# Bing News API Real Time Data Collection

In [1]:
import json
import os
import requests
import time
from datetime import datetime

In [2]:
#pulls 10 articles from each of our 4 news categories from the bing news api
subscriptionKey = os.environ['BING_SEARCH_V7_SUBSCRIPTION_KEY']
endpoint = "https://api.bing.microsoft.com/v7.0/news"

# Construct a request
query = ""
categories = ["World", "Business", "Sports", "Science"]
count = 100
freshness = "Day"
mkt = 'en-US'
data_file_path = os.path.abspath(os.path.join(os.pardir,'data','bing_api_json'))

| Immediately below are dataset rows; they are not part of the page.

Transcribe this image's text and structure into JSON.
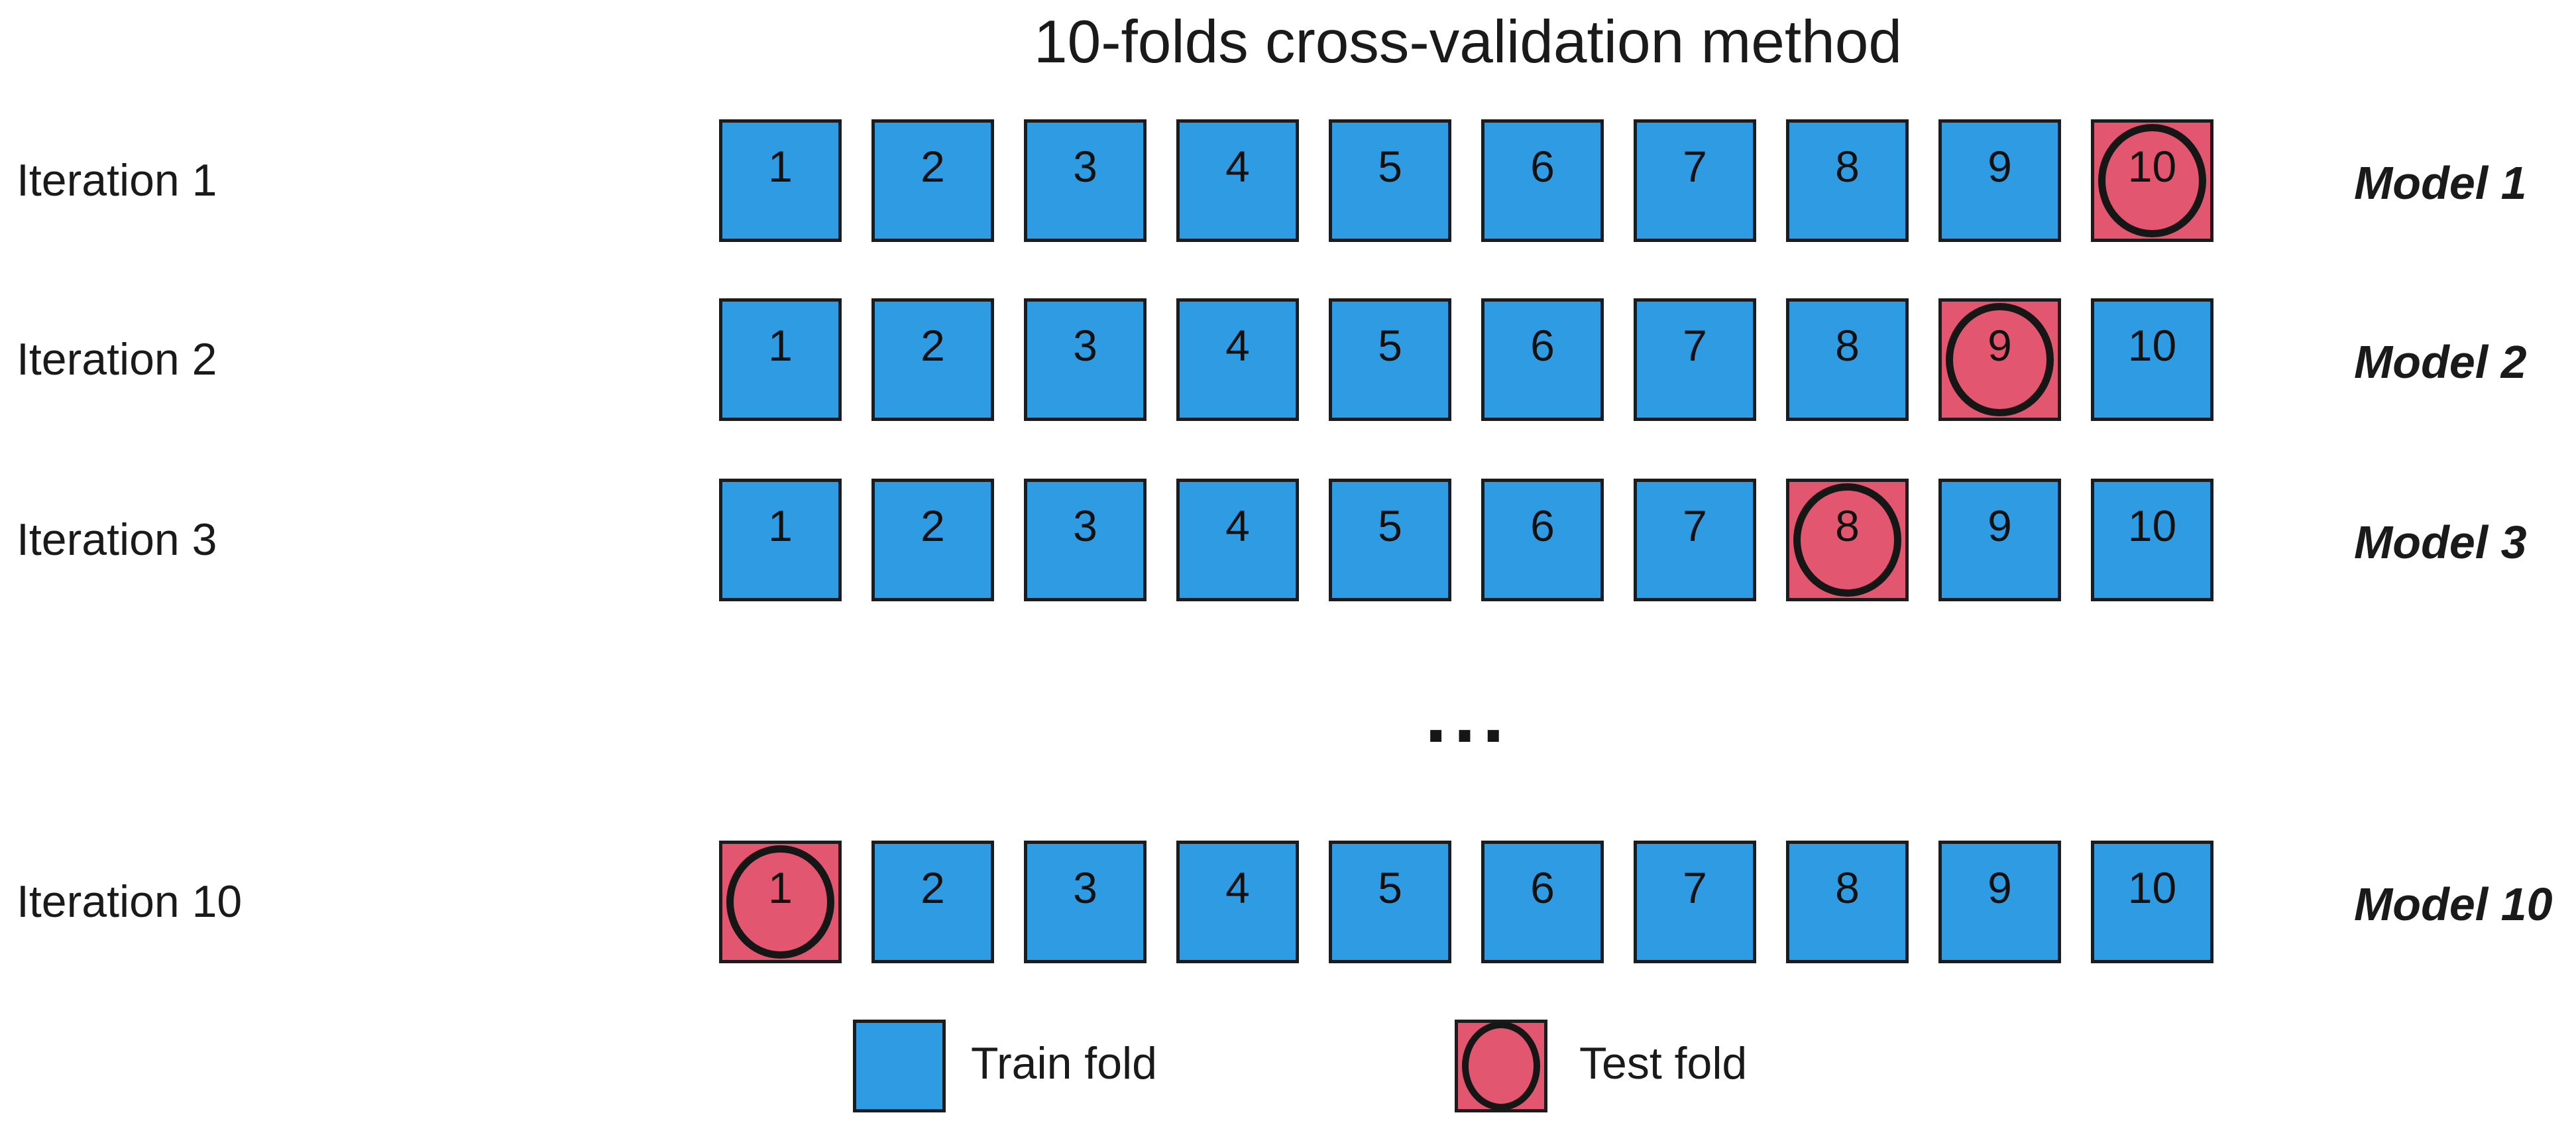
{
  "title": "10-folds cross-validation method",
  "ellipsis": "...",
  "colors": {
    "train_fill": "#2E9BE2",
    "test_fill": "#E2566F",
    "stroke": "#1C1C1E",
    "text": "#1A1A1A"
  },
  "rows": [
    {
      "iteration_label": "Iteration 1",
      "model_label": "Model 1",
      "folds": [
        1,
        2,
        3,
        4,
        5,
        6,
        7,
        8,
        9,
        10
      ],
      "test_fold": 10
    },
    {
      "iteration_label": "Iteration 2",
      "model_label": "Model 2",
      "folds": [
        1,
        2,
        3,
        4,
        5,
        6,
        7,
        8,
        9,
        10
      ],
      "test_fold": 9
    },
    {
      "iteration_label": "Iteration 3",
      "model_label": "Model 3",
      "folds": [
        1,
        2,
        3,
        4,
        5,
        6,
        7,
        8,
        9,
        10
      ],
      "test_fold": 8
    },
    {
      "iteration_label": "Iteration 10",
      "model_label": "Model 10",
      "folds": [
        1,
        2,
        3,
        4,
        5,
        6,
        7,
        8,
        9,
        10
      ],
      "test_fold": 1
    }
  ],
  "legend": {
    "train_label": "Train fold",
    "test_label": "Test fold"
  }
}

for category in categories:
    params = {'q': query, 'mkt': mkt, 'category': category, 'count': count, 'freshness': freshness}
    headers = {'Ocp-Apim-Subscription-Key': subscriptionKey}
    file_name = datetime.today().strftime('%Y%m%d') + "_" + category
    
    # Call the API
    try:
        response = requests.get(endpoint, headers=headers, params=params)
        response.raise_for_status()
        #write json string to file
        with open(os.path.join(data_file_path,file_name+'.json'), 'w') as json_file:
          json.dump(response.json(), json_file)
    except Exception as ex:
        raise ex

    time.sleep(1)
    #free account offers only 3 requests per second

# Real Time Data Cleaning

In [3]:
import numpy as np
import pandas as pd
from pandas.io.json import json_normalize
import string
from num2word import word
from wordcloud import WordCloud, STOPWORDS
from nltk.stem import WordNetLemmatizer
import os

In [4]:
data_file_path = os.path.abspath(os.path.join(os.pardir,'data','bing_api_json',''))
mac = '/'
# windows = '\\'

#dict of json files from bing news api
dict = {'sports':[datetime.today().strftime('%Y%m%d')+'_Sports.json'],
        'world':[datetime.today().strftime('%Y%m%d')+'_World.json'],
        'business':[datetime.today().strftime('%Y%m%d')+'_Business.json'],
        'science_and_technology':[datetime.today().strftime('%Y%m%d')+'_Science.json']}

df_list = []

#iterates through each json file and stores as a dataframe in a list
for k, v in dict.items():
    for i in v:
        init_df = pd.read_json(data_file_path+mac+i)
        df = json_normalize(init_df['value'])
        df = df[['name','description']]
        df.insert(0, 'News Category', k)
        df_list.append(df)
        df.head()

#concatenates list of dataframes into one dataframe
data = pd.concat(df_list,axis=0)
#renames column title to match other data
data = data.rename(columns={'name':'Title', 'description': 'Description'})
data.shape
data.head()

#Below is Fengling's code unedited except adding comments
#Remove Punctuation and Stopwords
data['Title'] = data['Title'].str.translate(str.maketrans('','',string.punctuation)).str.lower()
data['Description'] = data['Description'].str.translate(str.maketrans('','',string.punctuation)).str.lower()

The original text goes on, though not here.